Monday, February 25, 2019

Big Data for 21st Century Economic Statistics


I earlier posted here when the call for papers was announced for the NBER's CRIW meeting on Big Data for 21st Century Economic Statistics. The wheels have been turning, and the meeting will soon transpire. The program is here, with links to papers. [For general info on the CRIW's impressive contributions over the decades, see here.]

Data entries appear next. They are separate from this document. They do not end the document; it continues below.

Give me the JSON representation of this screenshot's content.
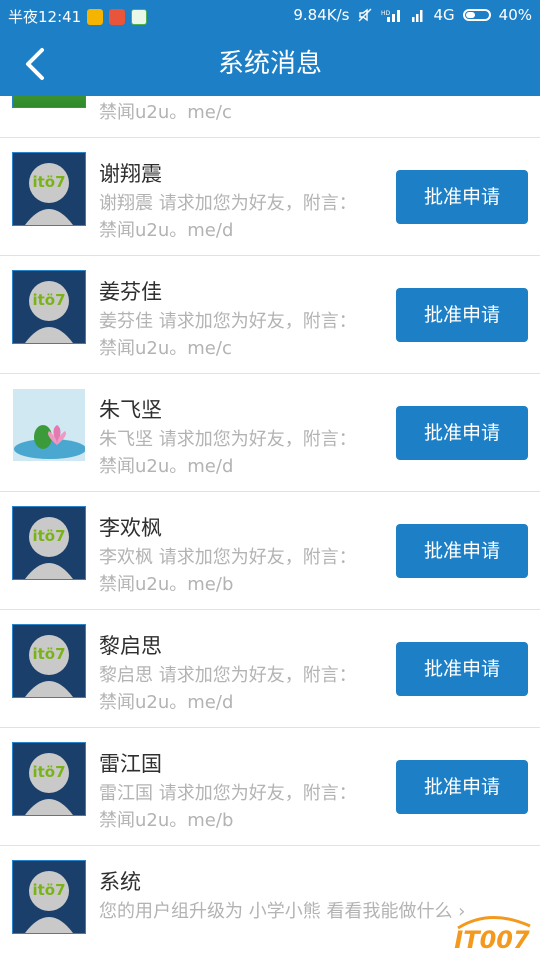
{
  "status": {
    "time": "半夜12:41",
    "speed": "9.84K/s",
    "network": "4G",
    "battery": "40%"
  },
  "header": {
    "title": "系统消息"
  },
  "top_partial": {
    "msg_line2": "禁闻u2u。me/c"
  },
  "rows": [
    {
      "name": "谢翔震",
      "msg": "谢翔震 请求加您为好友，附言：",
      "msg2": "禁闻u2u。me/d",
      "button": "批准申请",
      "avatar": "ito7-avatar"
    },
    {
      "name": "姜芬佳",
      "msg": "姜芬佳 请求加您为好友，附言：",
      "msg2": "禁闻u2u。me/c",
      "button": "批准申请",
      "avatar": "ito7-avatar"
    },
    {
      "name": "朱飞坚",
      "msg": "朱飞坚 请求加您为好友，附言：",
      "msg2": "禁闻u2u。me/d",
      "button": "批准申请",
      "avatar": "lotus-avatar"
    },
    {
      "name": "李欢枫",
      "msg": "李欢枫 请求加您为好友，附言：",
      "msg2": "禁闻u2u。me/b",
      "button": "批准申请",
      "avatar": "ito7-avatar"
    },
    {
      "name": "黎启思",
      "msg": "黎启思 请求加您为好友，附言：",
      "msg2": "禁闻u2u。me/d",
      "button": "批准申请",
      "avatar": "ito7-avatar"
    },
    {
      "name": "雷江国",
      "msg": "雷江国 请求加您为好友，附言：",
      "msg2": "禁闻u2u。me/b",
      "button": "批准申请",
      "avatar": "ito7-avatar"
    }
  ],
  "system_row": {
    "name": "系统",
    "msg": "您的用户组升级为 小学小熊 看看我能做什么 ›"
  },
  "watermark": "IT007",
  "colors": {
    "primary": "#1d7fc6"
  }
}
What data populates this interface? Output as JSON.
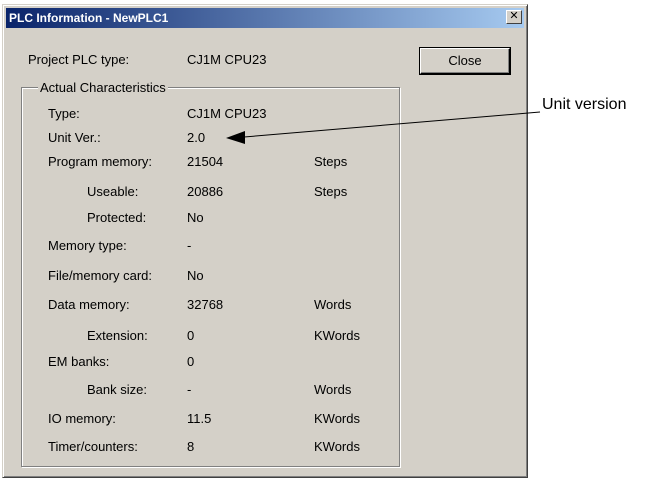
{
  "window": {
    "title": "PLC Information - NewPLC1",
    "close_glyph": "✕"
  },
  "project": {
    "label": "Project PLC type:",
    "value": "CJ1M CPU23"
  },
  "close_button": "Close",
  "group": {
    "title": "Actual Characteristics",
    "rows": [
      {
        "label": "Type:",
        "value": "CJ1M CPU23",
        "unit": ""
      },
      {
        "label": "Unit Ver.:",
        "value": "2.0",
        "unit": ""
      },
      {
        "label": "Program memory:",
        "value": "21504",
        "unit": "Steps"
      },
      {
        "label": "Useable:",
        "value": "20886",
        "unit": "Steps"
      },
      {
        "label": "Protected:",
        "value": "No",
        "unit": ""
      },
      {
        "label": "Memory type:",
        "value": "-",
        "unit": ""
      },
      {
        "label": "File/memory card:",
        "value": "No",
        "unit": ""
      },
      {
        "label": "Data memory:",
        "value": "32768",
        "unit": "Words"
      },
      {
        "label": "Extension:",
        "value": "0",
        "unit": "KWords"
      },
      {
        "label": "EM banks:",
        "value": "0",
        "unit": ""
      },
      {
        "label": "Bank size:",
        "value": "-",
        "unit": "Words"
      },
      {
        "label": "IO memory:",
        "value": "11.5",
        "unit": "KWords"
      },
      {
        "label": "Timer/counters:",
        "value": "8",
        "unit": "KWords"
      }
    ]
  },
  "callout": "Unit version",
  "colors": {
    "titlebar_start": "#0a246a",
    "titlebar_end": "#a6caf0",
    "dialog_face": "#d4d0c8"
  }
}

Wednesday, February 20, 2019

Modified CRLB with Differential Privacy

It turns out that with differential privacy the Cramer-Rao lower bound (CRLB) is not achievable (too bad for MLE), but you can figure out what *is* achievable, and find estimators that do the trick. (See the interesting talk here by Feng Ruan, and the associated papers on his web site.) The key point is that estimation efficiency is degraded by privacy. The new frontier seems to me to be this: Let's go beyond stark "privacy" or "no privacy" situations, because in reality there is a spectrum of "epsilon-strengths" of "epsilon-differential" privacy.  (Right?)  Then there is a tension: I like privacy, but I also like estimation efficiency, and the two trade off against each other. So there is a choice to be made, and the optimum depends on preferences.

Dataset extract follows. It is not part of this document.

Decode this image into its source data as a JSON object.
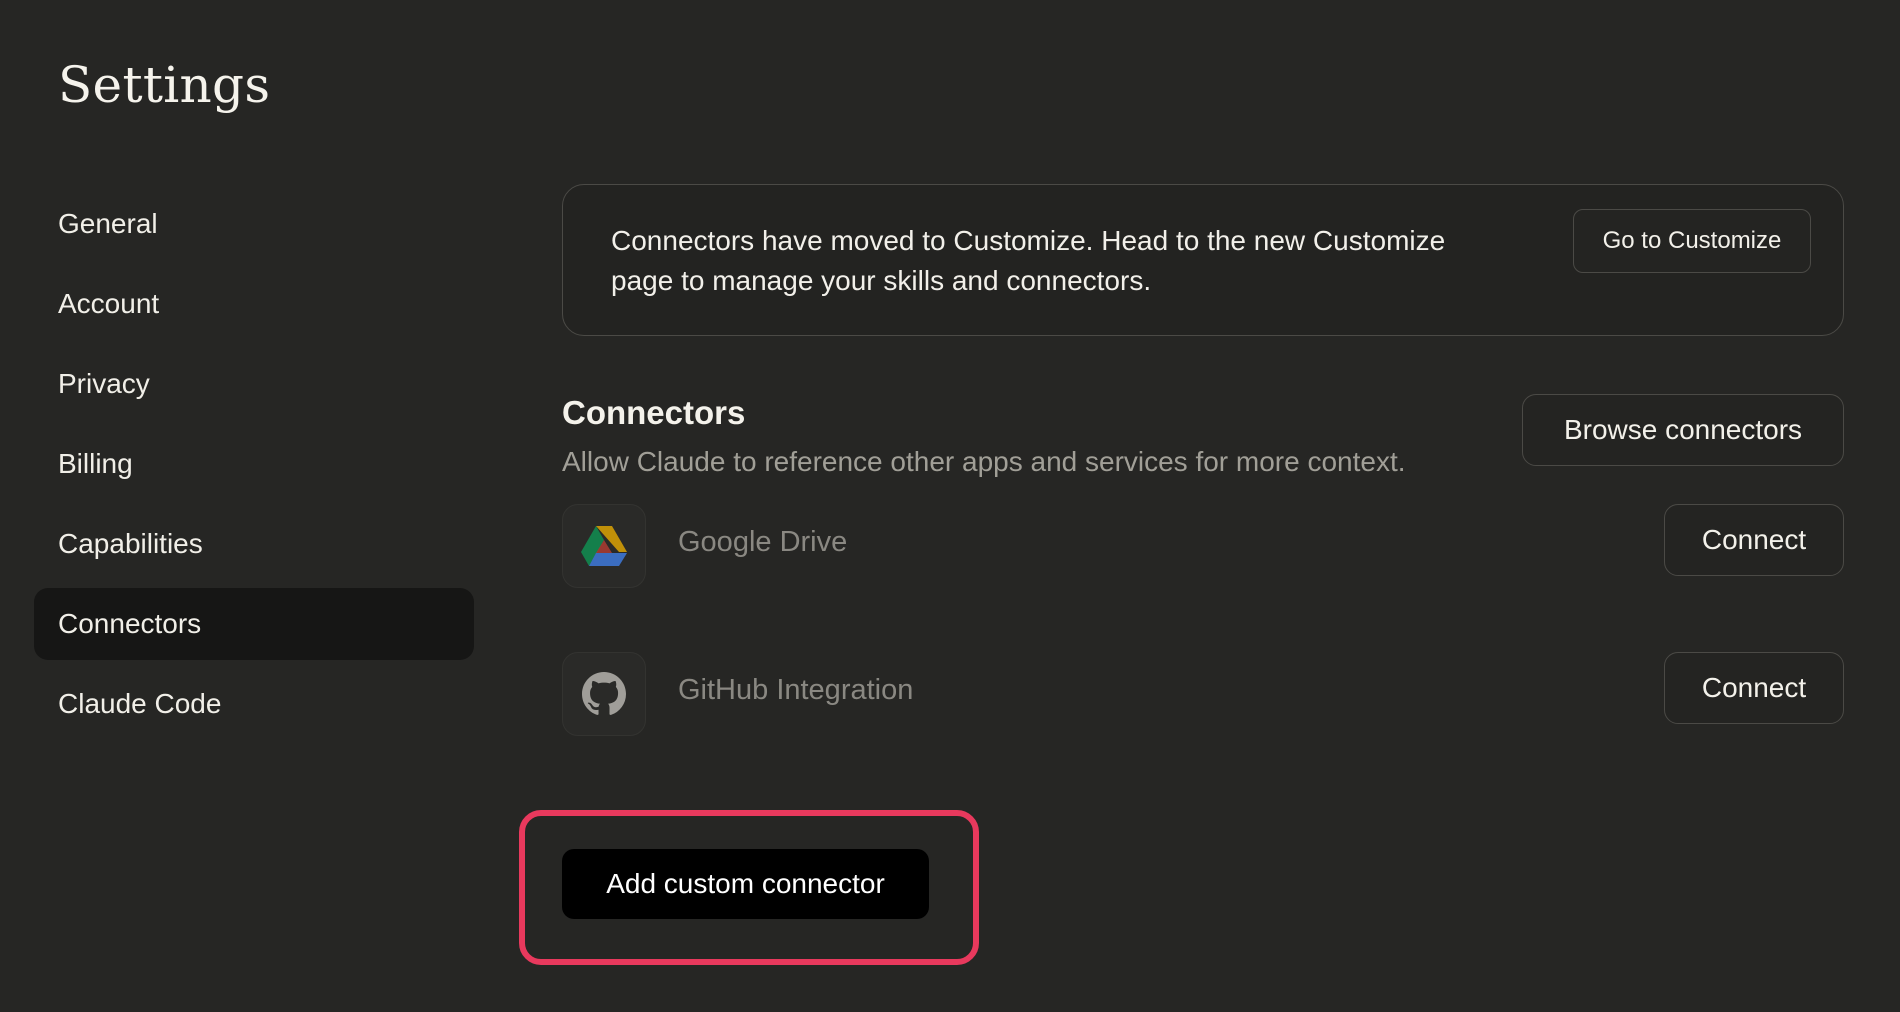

Tuesday, February 19, 2019

Berk-Nash Equilibrium and Pseudo MLE

The Berk-White statistics/econometrics tradition is alive and well, appearing now as Berk-Nash equilibrium in cutting-edge economic theory. See for example Kevin He's Harvard job-market paper here and the references therein, and the slides from yesterday's lunch talk by my Penn colleague Yuichi Yamamoto. But the connection between Berk-Nash equilibrium of economic theory and KLIC-minimizing pseudo-MLE of econometric theory is under-developed. When the Berk-Nash people get better acquainted with Berk-White people, good things may happen. Effectively Yuichi is pushing in that direction, working toward characterizing log-run behavior of likelihood maximizers rather than beliefs.